I readily joined his political machine and never rose above second class. I was more than content to be a member of something and, for a few hours a week, to hang out with other boys engaged in normal boylike activities. My most notable outdoor achievement was to lead a three-hour hike that mystically and unintentionally brought us right back to where we started without ever having viewed our assigned destination. I also learned that the outdoors was more uninviting than I had envisioned -- the ground was hard, the food marginal, and even a spring night could be cold.
This view would be strengthened shortly after I graduated from Germantown Friends School when our ex-Marine assistant scoutmaster helped lead a group of boys, aged 13 to 16, to Canada's Banff National Park in order to climb the 11,656 foot Mt. Temple. The hikers were ill-trained and ill-equipped (some made the climb in sneakers) and the mountain was one of the toughest in the region.
Only a year earlier, four Mexican climbers had died in an avalanche four and half miles from where my scout leader and his squad was hiking.
The group made it to within 2000 feet of the summit before deciding to turn back. Then, according to an AP story:
As they started down, a mass of snow and rock roared upon them, tossing them 300 feet down the slope. One died instantly, rescuers said. Thee others succumbed to multiple injuries and exposure to the bitter weather last night before search parties could reach them.Seven students died; two others, along with the two leaders, were injured. Our assistant scoutmaster responded to press criticism saying, "How do you equip for an avalanche?"

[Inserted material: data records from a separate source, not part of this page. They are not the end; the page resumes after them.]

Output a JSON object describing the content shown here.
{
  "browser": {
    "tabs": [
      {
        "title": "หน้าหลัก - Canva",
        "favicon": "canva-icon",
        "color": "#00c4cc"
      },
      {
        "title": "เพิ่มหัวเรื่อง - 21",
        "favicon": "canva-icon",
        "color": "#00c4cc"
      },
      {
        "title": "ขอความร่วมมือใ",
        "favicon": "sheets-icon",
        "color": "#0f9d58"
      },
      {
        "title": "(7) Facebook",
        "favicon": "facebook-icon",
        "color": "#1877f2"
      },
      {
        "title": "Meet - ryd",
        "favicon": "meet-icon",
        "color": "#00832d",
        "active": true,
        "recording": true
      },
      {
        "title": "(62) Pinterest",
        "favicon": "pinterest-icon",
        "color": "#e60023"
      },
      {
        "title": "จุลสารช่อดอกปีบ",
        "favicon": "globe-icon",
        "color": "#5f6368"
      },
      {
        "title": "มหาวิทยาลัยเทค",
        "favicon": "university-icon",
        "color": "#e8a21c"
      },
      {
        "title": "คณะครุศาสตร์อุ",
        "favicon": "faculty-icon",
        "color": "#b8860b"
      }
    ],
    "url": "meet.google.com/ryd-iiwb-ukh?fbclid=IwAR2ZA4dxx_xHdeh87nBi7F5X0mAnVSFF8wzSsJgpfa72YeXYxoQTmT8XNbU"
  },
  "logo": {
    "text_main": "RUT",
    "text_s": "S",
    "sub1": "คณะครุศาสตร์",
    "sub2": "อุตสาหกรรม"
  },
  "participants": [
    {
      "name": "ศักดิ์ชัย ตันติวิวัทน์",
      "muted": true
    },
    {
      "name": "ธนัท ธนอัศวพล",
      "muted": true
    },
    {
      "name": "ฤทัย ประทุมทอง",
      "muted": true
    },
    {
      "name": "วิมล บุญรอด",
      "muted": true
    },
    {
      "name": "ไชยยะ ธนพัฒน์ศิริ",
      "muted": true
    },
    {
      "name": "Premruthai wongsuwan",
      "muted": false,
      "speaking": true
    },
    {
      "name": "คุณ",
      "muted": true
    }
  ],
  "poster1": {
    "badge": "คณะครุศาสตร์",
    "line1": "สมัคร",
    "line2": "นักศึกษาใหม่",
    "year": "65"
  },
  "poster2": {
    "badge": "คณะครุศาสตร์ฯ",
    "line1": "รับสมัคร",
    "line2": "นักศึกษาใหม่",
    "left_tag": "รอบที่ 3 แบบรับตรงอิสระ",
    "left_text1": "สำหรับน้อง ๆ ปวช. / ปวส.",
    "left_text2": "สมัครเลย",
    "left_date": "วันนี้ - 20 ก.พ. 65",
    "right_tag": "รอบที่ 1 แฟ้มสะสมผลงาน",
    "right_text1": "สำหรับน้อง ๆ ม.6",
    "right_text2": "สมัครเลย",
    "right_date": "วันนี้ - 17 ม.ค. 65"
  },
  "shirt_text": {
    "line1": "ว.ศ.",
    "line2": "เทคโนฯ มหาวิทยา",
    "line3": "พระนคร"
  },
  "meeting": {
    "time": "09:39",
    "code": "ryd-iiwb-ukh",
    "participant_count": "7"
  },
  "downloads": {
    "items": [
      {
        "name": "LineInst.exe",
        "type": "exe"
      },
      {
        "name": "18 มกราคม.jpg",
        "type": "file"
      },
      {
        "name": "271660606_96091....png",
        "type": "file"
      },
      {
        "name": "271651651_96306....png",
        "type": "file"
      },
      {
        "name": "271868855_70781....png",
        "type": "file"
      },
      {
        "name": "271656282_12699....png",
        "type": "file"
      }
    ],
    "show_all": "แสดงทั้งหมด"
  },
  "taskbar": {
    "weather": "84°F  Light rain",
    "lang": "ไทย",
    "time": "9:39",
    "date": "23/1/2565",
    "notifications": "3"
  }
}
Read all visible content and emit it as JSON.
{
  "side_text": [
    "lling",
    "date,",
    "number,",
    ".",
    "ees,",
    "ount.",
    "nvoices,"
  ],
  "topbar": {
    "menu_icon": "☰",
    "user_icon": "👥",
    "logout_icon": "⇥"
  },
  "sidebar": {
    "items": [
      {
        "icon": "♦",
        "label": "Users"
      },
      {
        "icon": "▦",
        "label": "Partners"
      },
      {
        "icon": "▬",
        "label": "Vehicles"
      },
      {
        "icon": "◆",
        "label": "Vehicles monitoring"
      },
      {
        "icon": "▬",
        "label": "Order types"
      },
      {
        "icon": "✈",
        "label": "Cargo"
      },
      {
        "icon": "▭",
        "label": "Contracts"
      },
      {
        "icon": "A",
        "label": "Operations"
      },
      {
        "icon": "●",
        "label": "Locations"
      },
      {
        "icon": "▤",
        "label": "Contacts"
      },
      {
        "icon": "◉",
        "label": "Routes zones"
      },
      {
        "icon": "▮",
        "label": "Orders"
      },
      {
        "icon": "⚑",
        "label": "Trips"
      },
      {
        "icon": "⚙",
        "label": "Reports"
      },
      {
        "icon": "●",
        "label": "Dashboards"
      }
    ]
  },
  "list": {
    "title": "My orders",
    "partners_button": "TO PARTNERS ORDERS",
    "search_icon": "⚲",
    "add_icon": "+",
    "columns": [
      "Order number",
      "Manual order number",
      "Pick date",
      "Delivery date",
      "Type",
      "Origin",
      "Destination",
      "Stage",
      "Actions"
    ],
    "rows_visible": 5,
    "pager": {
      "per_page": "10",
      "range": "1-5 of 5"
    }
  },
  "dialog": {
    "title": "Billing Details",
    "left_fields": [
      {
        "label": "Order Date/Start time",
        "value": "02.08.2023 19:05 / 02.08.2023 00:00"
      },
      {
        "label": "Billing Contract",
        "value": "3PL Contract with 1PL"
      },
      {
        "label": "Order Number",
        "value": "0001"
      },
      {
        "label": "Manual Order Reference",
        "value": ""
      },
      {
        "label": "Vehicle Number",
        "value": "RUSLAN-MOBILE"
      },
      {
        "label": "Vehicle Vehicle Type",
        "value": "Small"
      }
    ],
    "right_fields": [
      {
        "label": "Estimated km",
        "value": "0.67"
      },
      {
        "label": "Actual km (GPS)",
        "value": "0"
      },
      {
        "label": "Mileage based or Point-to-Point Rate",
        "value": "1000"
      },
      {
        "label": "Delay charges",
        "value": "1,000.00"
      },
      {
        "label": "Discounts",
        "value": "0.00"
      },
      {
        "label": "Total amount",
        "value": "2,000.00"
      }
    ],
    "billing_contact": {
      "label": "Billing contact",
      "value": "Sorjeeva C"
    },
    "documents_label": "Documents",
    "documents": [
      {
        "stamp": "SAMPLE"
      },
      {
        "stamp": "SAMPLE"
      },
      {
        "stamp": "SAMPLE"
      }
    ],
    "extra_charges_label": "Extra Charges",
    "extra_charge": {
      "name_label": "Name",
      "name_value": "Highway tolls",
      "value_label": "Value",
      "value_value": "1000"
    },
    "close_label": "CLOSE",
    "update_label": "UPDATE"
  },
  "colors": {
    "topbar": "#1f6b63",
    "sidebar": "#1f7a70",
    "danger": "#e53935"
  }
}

There was little danger that I would have signed up for such a trip. On the other hand, at the troop council meetings I felt right at home. And the job of scribe led inevitably to my becoming co-editor of the Campfire, the mimeographed troop newspaper which I put out with Roman Hromnysky, my first friend with a name that was hard to spell. The paper inspired members to increase their peanut crunch sales, bemoaned the fact that "certain patrol leaders are taking very small interest in their respective patrols," and was the outlet for my first published verse, "In Honor of a Not Forgotten Can of Peanut Crunch."
Tell 'em it's fresh, tell 'em it's new
Tell 'em anything you darn well want to.
Go out an sell it in hot or cold
And don't come back until it's sold.